The Roman Catholic Church was almost three miles away and some from the village went to mass every day at six in the morning. That was an early hour in the village. I still remember meeting the same individuals every morning as they returned home from mass and I on my way to school.
Then there was the church bell, everyday – at 12 noon. At the first strike, everything came to a halt. Those weeding their gardens and the shopkeeper in his store, any bus or truck, all came to a standstill. The people came together in convenient groups and a leader emerged from each group and led the rest in reciting the Hail Mary. Everything seemed to be well synchronized, functioning like clockwork.
We were one family but divided between denominations. My parents and uncles were Lutheran; my aunts and cousins were Roman Catholic. It is fair to say that we held those differences dearly. Many did not know much about their denomination, in terms of doctrines, theology or history. A Catholic simply knew that he or she was not a Lutheran and a Lutheran knew he or she was not Catholic.
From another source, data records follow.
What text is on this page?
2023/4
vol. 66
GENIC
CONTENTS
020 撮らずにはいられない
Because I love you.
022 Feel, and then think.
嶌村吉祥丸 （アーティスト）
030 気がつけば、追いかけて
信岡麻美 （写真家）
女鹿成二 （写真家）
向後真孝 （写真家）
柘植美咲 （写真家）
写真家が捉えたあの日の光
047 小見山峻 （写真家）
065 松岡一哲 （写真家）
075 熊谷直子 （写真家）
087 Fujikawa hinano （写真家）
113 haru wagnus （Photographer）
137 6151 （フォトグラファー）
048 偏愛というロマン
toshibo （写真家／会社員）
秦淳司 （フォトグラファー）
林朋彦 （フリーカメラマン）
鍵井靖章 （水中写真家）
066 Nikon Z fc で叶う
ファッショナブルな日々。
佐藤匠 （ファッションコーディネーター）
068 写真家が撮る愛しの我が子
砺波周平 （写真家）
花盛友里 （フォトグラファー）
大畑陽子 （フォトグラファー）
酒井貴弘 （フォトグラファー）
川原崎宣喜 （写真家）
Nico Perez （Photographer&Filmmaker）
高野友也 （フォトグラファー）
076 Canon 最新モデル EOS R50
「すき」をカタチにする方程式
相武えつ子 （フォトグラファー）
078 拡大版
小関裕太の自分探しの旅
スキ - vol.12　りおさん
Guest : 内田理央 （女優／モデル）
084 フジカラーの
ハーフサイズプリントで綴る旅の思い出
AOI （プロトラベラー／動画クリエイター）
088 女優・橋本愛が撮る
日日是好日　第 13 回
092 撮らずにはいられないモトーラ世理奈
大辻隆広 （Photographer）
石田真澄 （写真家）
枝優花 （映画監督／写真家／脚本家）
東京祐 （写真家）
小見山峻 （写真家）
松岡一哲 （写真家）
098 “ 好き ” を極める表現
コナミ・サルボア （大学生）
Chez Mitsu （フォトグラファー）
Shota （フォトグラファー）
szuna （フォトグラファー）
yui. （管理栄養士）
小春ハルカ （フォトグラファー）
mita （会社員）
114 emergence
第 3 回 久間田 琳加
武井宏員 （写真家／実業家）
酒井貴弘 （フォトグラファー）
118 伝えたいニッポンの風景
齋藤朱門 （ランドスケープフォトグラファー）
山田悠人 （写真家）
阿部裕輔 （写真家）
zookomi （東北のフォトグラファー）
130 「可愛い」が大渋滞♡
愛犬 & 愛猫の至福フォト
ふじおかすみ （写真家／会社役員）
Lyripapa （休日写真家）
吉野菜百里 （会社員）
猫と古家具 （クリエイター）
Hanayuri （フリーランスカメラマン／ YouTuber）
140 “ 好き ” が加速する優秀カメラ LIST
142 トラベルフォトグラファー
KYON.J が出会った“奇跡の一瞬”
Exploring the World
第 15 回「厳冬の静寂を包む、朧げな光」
We knew ourselves by who we were not rather than who we were.
I still remember my pastor’s Reformation Day sermons – from as early as I can recall. Year after year, his sermons called on the Catholic nuns to “come out of the convents and get married”. The most fervent argument I heard from my Catholic debaters was that Martin Luther left the Catholic church because he wanted to get married.
Ironically – for my childhood pastor at least – our Lutheran diocese would eventually open a convent and establish a community of nuns even though we referred to them as “Sisters”.
Occasionally a youngster switched allegiance from one’s faith of birth to the other and thereby became a news item in the village. The church that lost a youngster through this cross-over treated it as sabotage by the receiving church. This suspicion spilled over to family and community sensibilities.
I still remember those Sunday services almost dominated entirely by reactions to a defection. The sermon and the prayers were all directed at what was labeled vain adventure. Ultimately these cross-overs and defections turned out to be no more than rebellion by the youngsters against their parents and families. Sooner or later they were reversed only to be played out again and reversed.
It is obvious that, for everyone in that village and all the Wachagga of Kilimanjaro, one’s faith was ingrained in the family and the community. I was a Lutheran because my parents raised me that way. My cousins were Catholic because their parents raised them Catholic. Those claims were repeated for everyone on the slopes of Kilimanjaro.
Desmond Tutu, former archbishop of Cape Town once remarked that a person born in Saudi Arabia will most likely belong to Islam the same way one born in Italy would be a Catholic or one born in a Scandinavian country being a Lutheran.
Of course I have made my choices and decisions as I grew up – I am no longer Lutheran. Similarly, others of the same background have made decisions, to be confirmed in their childhood faith or another of their choice. The foundation that makes those decisions possible is the parents’ inculcation of principles of faith in their children.
By the time of my first visit to Jerusalem I was very ecumenical in outlook. It was a personal ecumenism though, and consisted of friendships with Catholic clerics, not officially sanctioned by our respective church bodies nor involving ecclesiastic practice. Jerusalem was not – and is not – by the way, ecumenical, but that is later.
When I discovered Fr. Liberati from Uganda at the Notre Dame Center of Jerusalem (I have changed his name to respect his confidentiality) we immediately clicked and bonded. He became a good friend over the years in Jerusalem.